This Christmas is the last occasion when Barack Obama will have time to reflect and think at his own pace for the next four, and probably eight, years. It offers him a brief gap between the crazed schedule of the campaign — last year he was campaigning on Boxing Day — and the pressures of the presidency. As Obama relaxes in his native Hawaii, he will be preparing for a job that will make the challenges of the campaign insignificant in comparison. After he takes the Oath of Office he will find himself in the unique position of being both the most powerful man on earth and at the mercy of events. Problems anywhere in the world will have a tendency to become his problem very quickly.
Obama will be sworn in with his hand on the Bible.

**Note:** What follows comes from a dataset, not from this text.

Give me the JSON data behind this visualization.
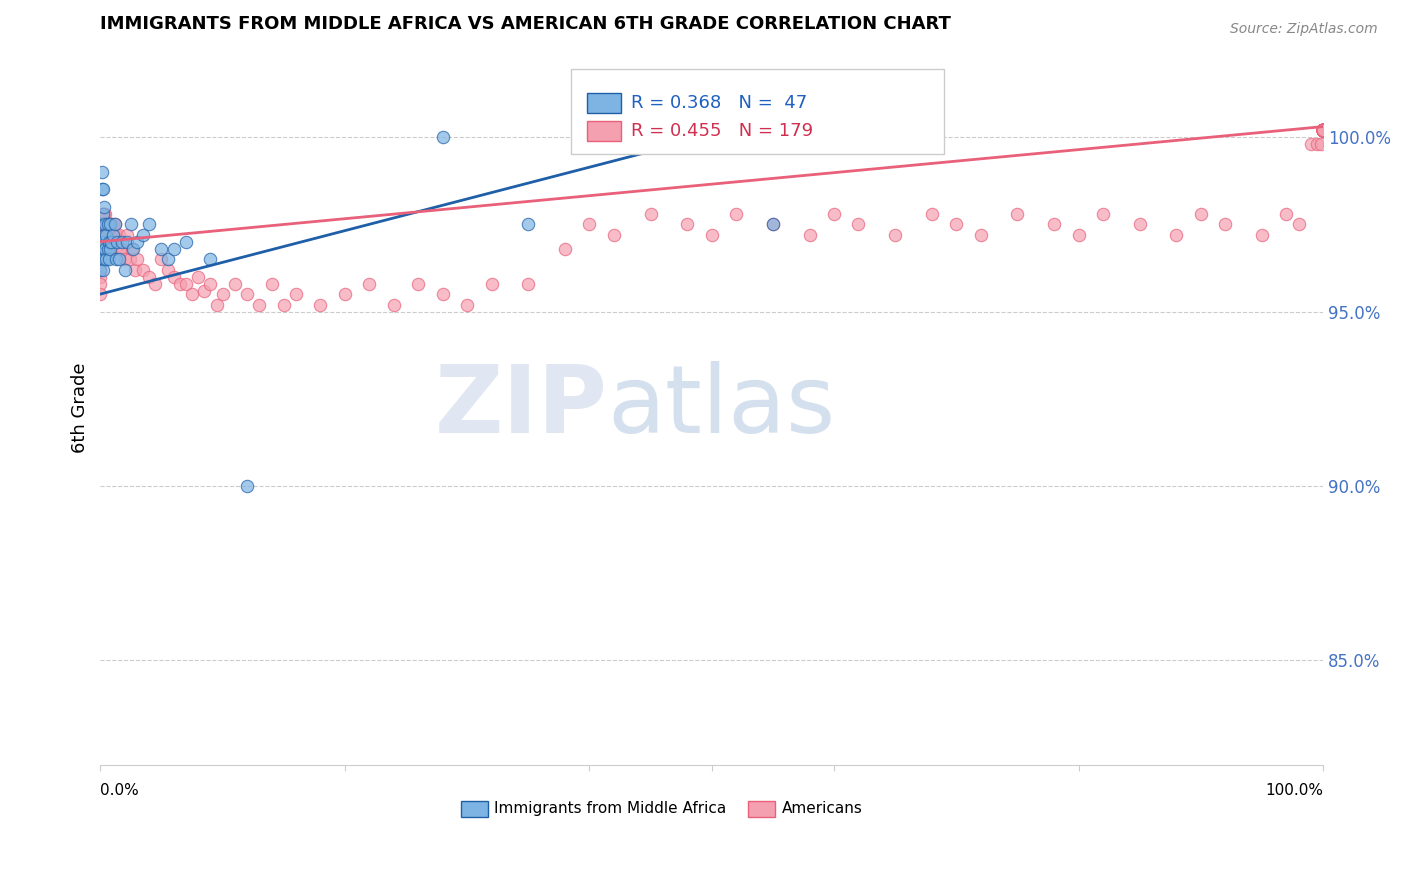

He will end his Oath of Office by adding the words ‘so help me God’. But Obama’s relationship with his faith is, like so much about him, complex. This time last year there was an assumption that, if nominated, he could make a breakthrough with Evangelical voters, a group that had favoured Bush by a 57-point margin in 2004. After all, Obama had written in deeply personal terms about his own religious awakening. His speeches were infused with biblical language, and his personal and family life was unimpeachable in contrast to both his primary and general election opponent.
But the revelation that Jeremiah Wright — the man who had revived his faith, presided over his marriage and baptised his children — was a racialist prone to ranting about the evils of the US government made it far more difficult for Obama to talk about his religious beliefs. If he did so, he would open himself up to questions about his relationship with Wright: a subject that Obama could not allow to become a major issue.